Decline of the I - Escape
Là où le Black Metal se
veut fier et combattant – Windir, Immortal, Blot… -, Decline
of the I choisit la petite porte : Escape. Inspiré par les
travaux du docteur Henri Laborit, A. a axé son projet autour des réactions aux
agressions : l’inhibition, la rébellion et finalement la fuite. Appliqué à
la vie elle-même, ce schème lui permet de construire un Black Metal proche du
DSBM sans jamais tomber dans les clichés du genre. Au contraire, loin d’une
œuvre stéréotypique, Escape propose un bel équilibre entre
l’intellectualisme de ses concepts et la passion de ses compositions. En sort
une œuvre expressive tant dans sa musique que dans ses références, proposant
plusieurs niveaux de lecture qui toucheront le néophyte comme le blackeux au
cuir tanné, l’esprit léger comme l’exégète scrupuleux. Pour ma part, c’est vers
cette seconde catégorie que je penche, d’où cette chronique qui – je l’espère –
vous éclairera quelques instants.
Catégorique et
tumultueux, Disruption s’ouvre avec une introduction crescendo qui
introduit un sample dès la première minute.
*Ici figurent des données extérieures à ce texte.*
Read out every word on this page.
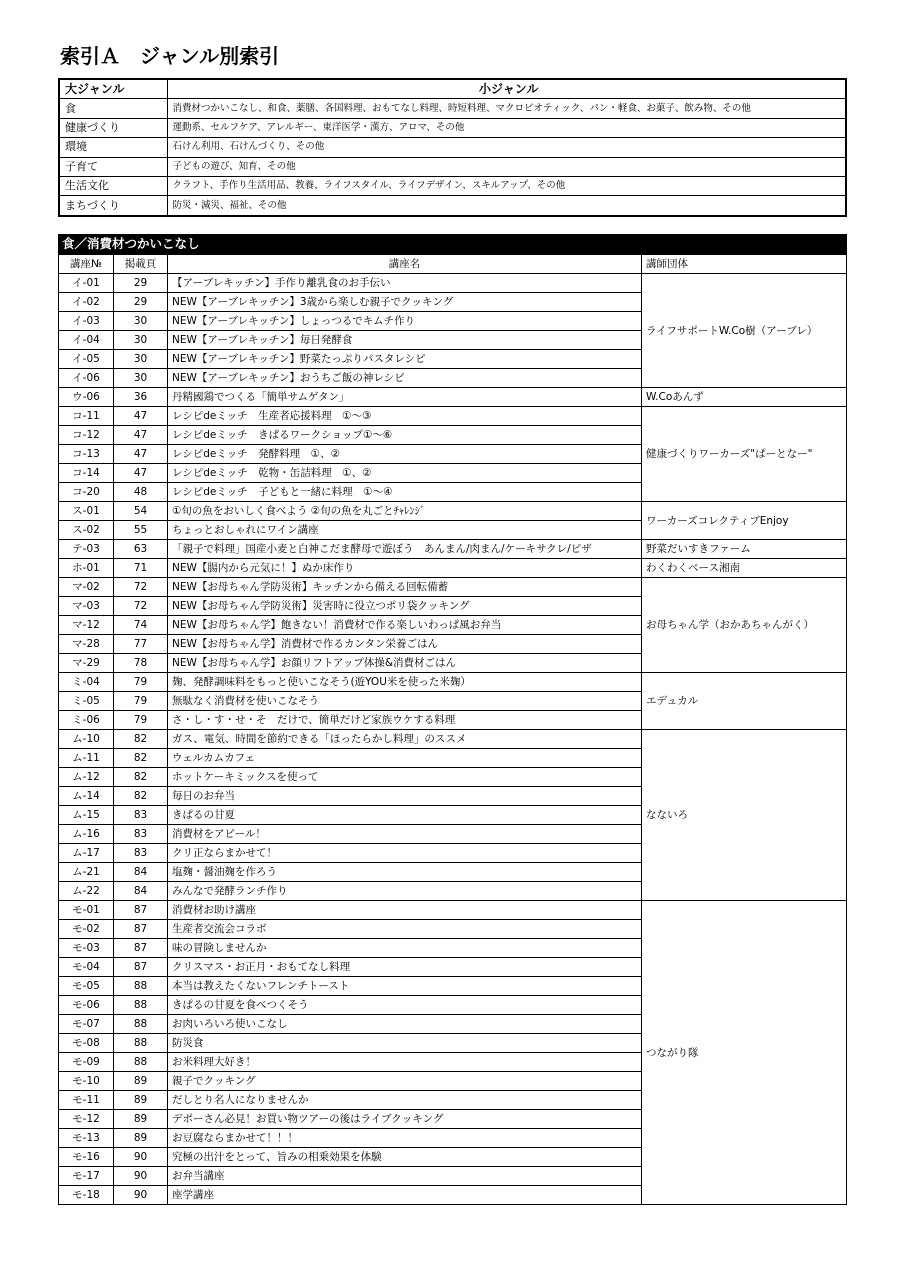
索引Ａ　ジャンル別索引
大ジャンル	小ジャンル
食	消費材つかいこなし、和食、薬膳、各国料理、おもてなし料理、時短料理、マクロビオティック、パン・軽食、お菓子、飲み物、その他
健康づくり	運動系、セルフケア、アレルギー、東洋医学・漢方、アロマ、その他
環境	石けん利用、石けんづくり、その他
子育て	子どもの遊び、知育、その他
生活文化	クラフト、手作り生活用品、教養、ライフスタイル、ライフデザイン、スキルアップ、その他
まちづくり	防災・減災、福祉、その他
食／消費材つかいこなし
講座№	掲載頁	講座名	講師団体
イ-01	29	【アーブレキッチン】手作り離乳食のお手伝い	ライフサポートW.Co樹（アーブレ）
イ-02	29	NEW【アーブレキッチン】3歳から楽しむ親子でクッキング	
イ-03	30	NEW【アーブレキッチン】しょっつるでキムチ作り	
イ-04	30	NEW【アーブレキッチン】毎日発酵食	
イ-05	30	NEW【アーブレキッチン】野菜たっぷりパスタレシピ	
イ-06	30	NEW【アーブレキッチン】おうちご飯の神レシピ	
ウ-06	36	丹精國鶏でつくる「簡単サムゲタン」	W.Coあんず
コ-11	47	レシピdeミッチ　生産者応援料理　①～③	健康づくりワーカーズ"ぱーとなー"
コ-12	47	レシピdeミッチ　きぱるワークショップ①～⑥	
コ-13	47	レシピdeミッチ　発酵料理　①、②	
コ-14	47	レシピdeミッチ　乾物・缶詰料理　①、②	
コ-20	48	レシピdeミッチ　子どもと一緒に料理　①～④	
ス-01	54	①旬の魚をおいしく食べよう ②旬の魚を丸ごとﾁｬﾚﾝｼﾞ	ワーカーズコレクティブEnjoy
ス-02	55	ちょっとおしゃれにワイン講座	
テ-03	63	「親子で料理」国産小麦と白神こだま酵母で遊ぼう　あんまん/肉まん/ケーキサクレ/ピザ	野菜だいすきファーム
ホ-01	71	NEW【腸内から元気に！】ぬか床作り	わくわくベース湘南
マ-02	72	NEW【お母ちゃん学防災術】キッチンから備える回転備蓄	お母ちゃん学（おかあちゃんがく）
マ-03	72	NEW【お母ちゃん学防災術】災害時に役立つポリ袋クッキング	
マ-12	74	NEW【お母ちゃん学】飽きない！消費材で作る楽しいわっぱ風お弁当	
マ-28	77	NEW【お母ちゃん学】消費材で作るカンタン栄養ごはん	
マ-29	78	NEW【お母ちゃん学】お顔リフトアップ体操&消費材ごはん	
ミ-04	79	麹、発酵調味料をもっと使いこなそう(遊YOU米を使った米麹）	エデュカル
ミ-05	79	無駄なく消費材を使いこなそう	
ミ-06	79	さ・し・す・せ・そ　だけで、簡単だけど家族ウケする料理	
ム-10	82	ガス、電気、時間を節約できる「ほったらかし料理」のススメ	なないろ
ム-11	82	ウェルカムカフェ	
ム-12	82	ホットケーキミックスを使って	
ム-14	82	毎日のお弁当	
ム-15	83	きぱるの甘夏	
ム-16	83	消費材をアピール！	
ム-17	83	クリ正ならまかせて！	
ム-21	84	塩麹・醤油麹を作ろう	
ム-22	84	みんなで発酵ランチ作り	
モ-01	87	消費材お助け講座	つながり隊
モ-02	87	生産者交流会コラボ	
モ-03	87	味の冒険しませんか	
モ-04	87	クリスマス・お正月・おもてなし料理	
モ-05	88	本当は教えたくないフレンチトースト	
モ-06	88	きぱるの甘夏を食べつくそう	
モ-07	88	お肉いろいろ使いこなし	
モ-08	88	防災食	
モ-09	88	お米料理大好き！	
モ-10	89	親子でクッキング	
モ-11	89	だしとり名人になりませんか	
モ-12	89	デポーさん必見！お買い物ツアーの後はライブクッキング	
モ-13	89	お豆腐ならまかせて！！！	
モ-16	90	究極の出汁をとって、旨みの相乗効果を体験	
モ-17	90	お弁当講座	
モ-18	90	座学講座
Évoquant une entité qui appelle à
l’exécration, à la haine et à écorcher autrui, notre échappatoire est tout
d’abord un plongeon dans la folie. Une forme de schizophrénie se manifeste
justement dans la présence obsédante des voix, tantôt déphasées, tantôt unies.
Pour ce qui est de la mélodie, le morceau est basé sur quelques arpèges en résonance,
tout en incorporant des éléments plus expérimentaux comme des percussions
métalliques. Les passages plus structurés sont un Black Metal alliant
différents types de voix, allant du chant DSBM à un chant de gorge plus rituel.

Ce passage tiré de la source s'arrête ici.